U.S. Rep. Tim Murphy makes unsubstantiated statements intended to frighten senior citizens in his Jan. 29 letter ("Coordinated Care Would Help People and Save Money").
I do not question his advocacy of "broader use of prevention, early diagnosis and chronic disease management" as a method of improving health care outcomes. Studies prove this. But he then goes on to steer readers to equate the Medicare Advantage program to such scientifically studied programs. No studies have been done to prove that the Advantage programs have better outcomes than non-Advantage programs.

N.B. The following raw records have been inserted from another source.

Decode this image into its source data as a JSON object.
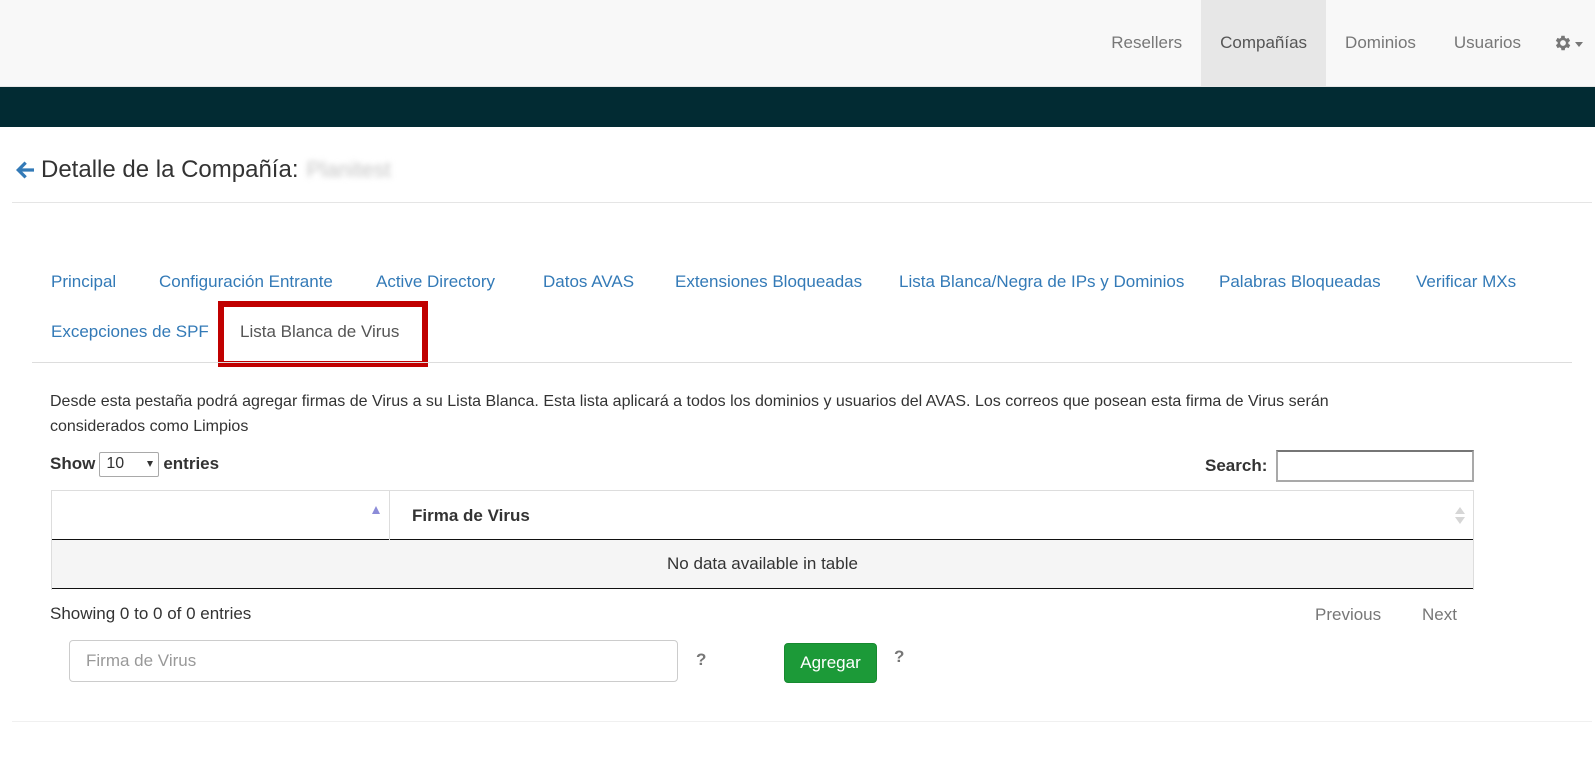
{
  "navbar": {
    "items": [
      {
        "label": "Resellers",
        "active": false
      },
      {
        "label": "Compañías",
        "active": true
      },
      {
        "label": "Dominios",
        "active": false
      },
      {
        "label": "Usuarios",
        "active": false
      }
    ],
    "settings_icon": "gear-icon",
    "bg_color": "#f8f8f8",
    "accent_bar_color": "#022b33"
  },
  "heading": {
    "back_icon": "arrow-left-icon",
    "title": "Detalle de la Compañía:",
    "company_name": "Planitest"
  },
  "tabs": [
    {
      "label": "Principal",
      "active": false
    },
    {
      "label": "Configuración Entrante",
      "active": false
    },
    {
      "label": "Active Directory",
      "active": false
    },
    {
      "label": "Datos AVAS",
      "active": false
    },
    {
      "label": "Extensiones Bloqueadas",
      "active": false
    },
    {
      "label": "Lista Blanca/Negra de IPs y Dominios",
      "active": false
    },
    {
      "label": "Palabras Bloqueadas",
      "active": false
    },
    {
      "label": "Verificar MXs",
      "active": false
    },
    {
      "label": "Excepciones de SPF",
      "active": false
    },
    {
      "label": "Lista Blanca de Virus",
      "active": true
    }
  ],
  "highlight_color": "#c00000",
  "description_line1": "Desde esta pestaña podrá agregar firmas de Virus a su Lista Blanca. Esta lista aplicará a todos los dominios y usuarios del AVAS. Los correos que posean esta firma de Virus serán",
  "description_line2": "considerados como Limpios",
  "length_menu": {
    "prefix": "Show",
    "selected": "10",
    "suffix": "entries"
  },
  "search": {
    "label": "Search:",
    "value": ""
  },
  "table": {
    "columns": [
      "",
      "Firma de Virus"
    ],
    "empty_message": "No data available in table"
  },
  "info": "Showing 0 to 0 of 0 entries",
  "pagination": {
    "previous": "Previous",
    "next": "Next"
  },
  "add_form": {
    "placeholder": "Firma de Virus",
    "help": "?",
    "button_label": "Agregar",
    "button_color": "#1c9a38"
  }
}
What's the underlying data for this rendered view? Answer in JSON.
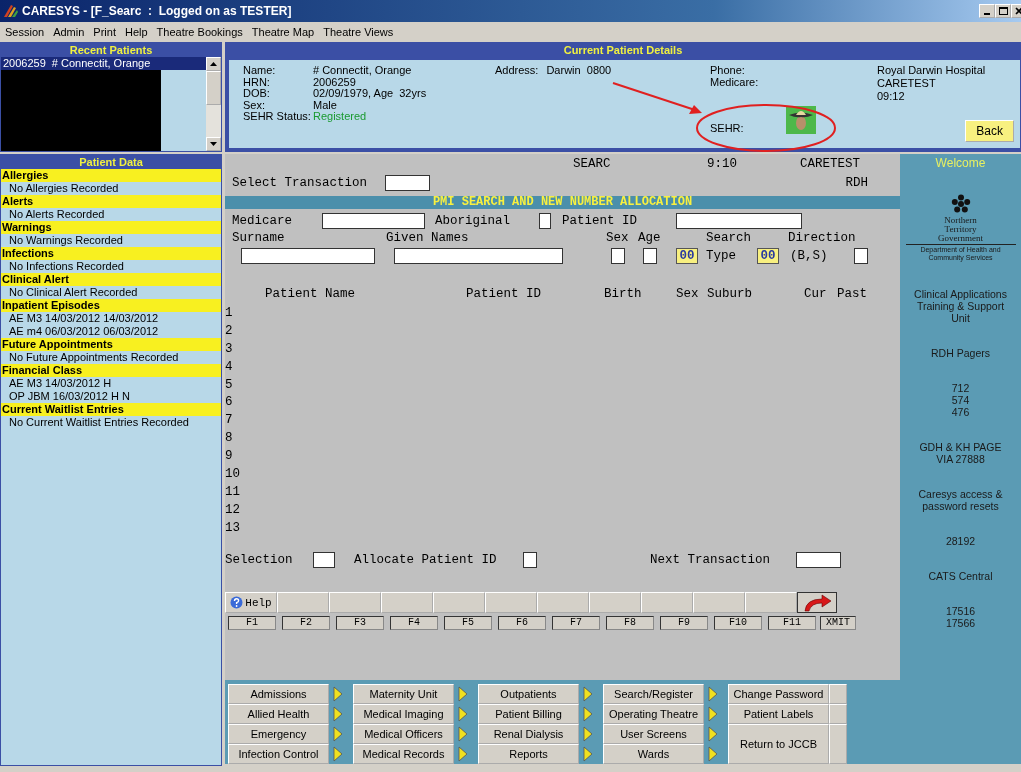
{
  "window": {
    "title": "CARESYS - [F_Searc  :  Logged on as TESTER]"
  },
  "menu": [
    "Session",
    "Admin",
    "Print",
    "Help",
    "Theatre Bookings",
    "Theatre Map",
    "Theatre Views"
  ],
  "recent_patients": {
    "title": "Recent Patients",
    "items": [
      {
        "hrn": "2006259",
        "name": "# Connectit, Orange",
        "selected": true
      }
    ]
  },
  "details": {
    "title": "Current Patient Details",
    "fields": [
      {
        "label": "Name:",
        "value": "# Connectit, Orange",
        "kind": "text"
      },
      {
        "label": "HRN:",
        "value": "2006259",
        "kind": "text"
      },
      {
        "label": "DOB:",
        "value": "02/09/1979, Age  32yrs",
        "kind": "text"
      },
      {
        "label": "Sex:",
        "value": "Male",
        "kind": "text"
      },
      {
        "label": "SEHR Status:",
        "value": "Registered",
        "kind": "status"
      }
    ],
    "address_label": "Address:",
    "address": "Darwin  0800",
    "phone_label": "Phone:",
    "medicare_label": "Medicare:",
    "sehr_label": "SEHR:",
    "site_lines": [
      "Royal Darwin Hospital",
      "CARETEST",
      "09:12"
    ],
    "back_button": "Back"
  },
  "patient_data": {
    "title": "Patient Data",
    "sections": [
      {
        "heading": "Allergies",
        "entries": [
          "No Allergies Recorded"
        ]
      },
      {
        "heading": "Alerts",
        "entries": [
          "No Alerts Recorded"
        ]
      },
      {
        "heading": "Warnings",
        "entries": [
          "No Warnings Recorded"
        ]
      },
      {
        "heading": "Infections",
        "entries": [
          "No Infections Recorded"
        ]
      },
      {
        "heading": "Clinical Alert",
        "entries": [
          "No Clinical Alert Recorded"
        ]
      },
      {
        "heading": "Inpatient Episodes",
        "entries": [
          "AE M3 14/03/2012 14/03/2012",
          "AE m4 06/03/2012 06/03/2012"
        ]
      },
      {
        "heading": "Future Appointments",
        "entries": [
          "No Future Appointments Recorded"
        ]
      },
      {
        "heading": "Financial Class",
        "entries": [
          "AE M3 14/03/2012 H",
          "OP JBM 16/03/2012 H   N"
        ]
      },
      {
        "heading": "Current Waitlist Entries",
        "entries": [
          "No Current Waitlist Entries Recorded"
        ]
      }
    ]
  },
  "terminal": {
    "screen_code": "SEARC",
    "time": "9:10",
    "user": "CARETEST",
    "site": "RDH",
    "transaction_label": "Select Transaction",
    "banner": "PMI SEARCH AND NEW NUMBER ALLOCATION",
    "medicare_label": "Medicare",
    "aboriginal_label": "Aboriginal",
    "patient_id_label": "Patient ID",
    "surname_label": "Surname",
    "given_names_label": "Given Names",
    "sex_label": "Sex",
    "age_label": "Age",
    "search_label": "Search",
    "direction_label": "Direction",
    "search_code": "00",
    "type_label": "Type",
    "type_code": "00",
    "direction_hint": "(B,S)",
    "columns": [
      "Patient Name",
      "Patient ID",
      "Birth",
      "Sex",
      "Suburb",
      "Cur",
      "Past"
    ],
    "row_numbers": [
      "1",
      "2",
      "3",
      "4",
      "5",
      "6",
      "7",
      "8",
      "9",
      "10",
      "11",
      "12",
      "13"
    ],
    "selection_label": "Selection",
    "allocate_label": "Allocate Patient ID",
    "next_label": "Next Transaction"
  },
  "function_keys": [
    {
      "kind": "help",
      "label": "Help",
      "key": "F1"
    },
    {
      "kind": "blank",
      "key": "F2"
    },
    {
      "kind": "blank",
      "key": "F3"
    },
    {
      "kind": "blank",
      "key": "F4"
    },
    {
      "kind": "blank",
      "key": "F5"
    },
    {
      "kind": "blank",
      "key": "F6"
    },
    {
      "kind": "blank",
      "key": "F7"
    },
    {
      "kind": "blank",
      "key": "F8"
    },
    {
      "kind": "blank",
      "key": "F9"
    },
    {
      "kind": "blank",
      "key": "F10"
    },
    {
      "kind": "blank",
      "key": "F11"
    },
    {
      "kind": "transmit",
      "key": "XMIT"
    }
  ],
  "side_panel": {
    "title": "Welcome",
    "logo_lines": [
      "Northern",
      "Territory",
      "Government"
    ],
    "logo_subtitle": "Department of Health and Community Services",
    "blocks": [
      [
        "Clinical Applications",
        "Training & Support",
        "Unit"
      ],
      [
        "RDH Pagers"
      ],
      [
        "712",
        "574",
        "476"
      ],
      [
        "GDH & KH PAGE",
        "VIA 27888"
      ],
      [
        "Caresys access &",
        "password resets"
      ],
      [
        "28192"
      ],
      [
        "CATS Central"
      ],
      [
        "17516",
        "17566"
      ]
    ]
  },
  "navigation": {
    "columns": [
      [
        "Admissions",
        "Allied Health",
        "Emergency",
        "Infection Control"
      ],
      [
        "Maternity Unit",
        "Medical Imaging",
        "Medical Officers",
        "Medical Records"
      ],
      [
        "Outpatients",
        "Patient Billing",
        "Renal Dialysis",
        "Reports"
      ],
      [
        "Search/Register",
        "Operating Theatre",
        "User Screens",
        "Wards"
      ]
    ],
    "extra": [
      {
        "label": "Change Password",
        "kind": "normal"
      },
      {
        "label": "Patient Labels",
        "kind": "normal"
      },
      {
        "label": "Return to JCCB",
        "kind": "tall"
      }
    ]
  }
}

The Advantage program was started as a gift to the insurance industry in a first step toward privatizing Medicare. The insurance providers promised more care for less cost. That lasted a short time. Now, for the approximately 23 percent of the Medicare population who receive these services, Medicare pays an additional 15 percent per member than what is paid for each non-Advantage recipient.
My questions to Rep. Murphy are:
If the Advantage program is cost-effective, can't the for-profit insurance companies provide the services without additional charge? Profits will rise because of improved health outcomes.
If this is a cost-effective, health-assuring program, why isn't it available to all Medicare recipients? This is a question of fairness. The 77 percent of Medicare recipients who do not have access to Advantage programs subsidize the 23 percent who participate.
Finally, are you opposed to cuts in waste and abuse? The Advantage program cuts account for $118 billion in the proposed $500 billion cuts to Medicare. The rest, $382 billion, is to be cut from waste and abuse.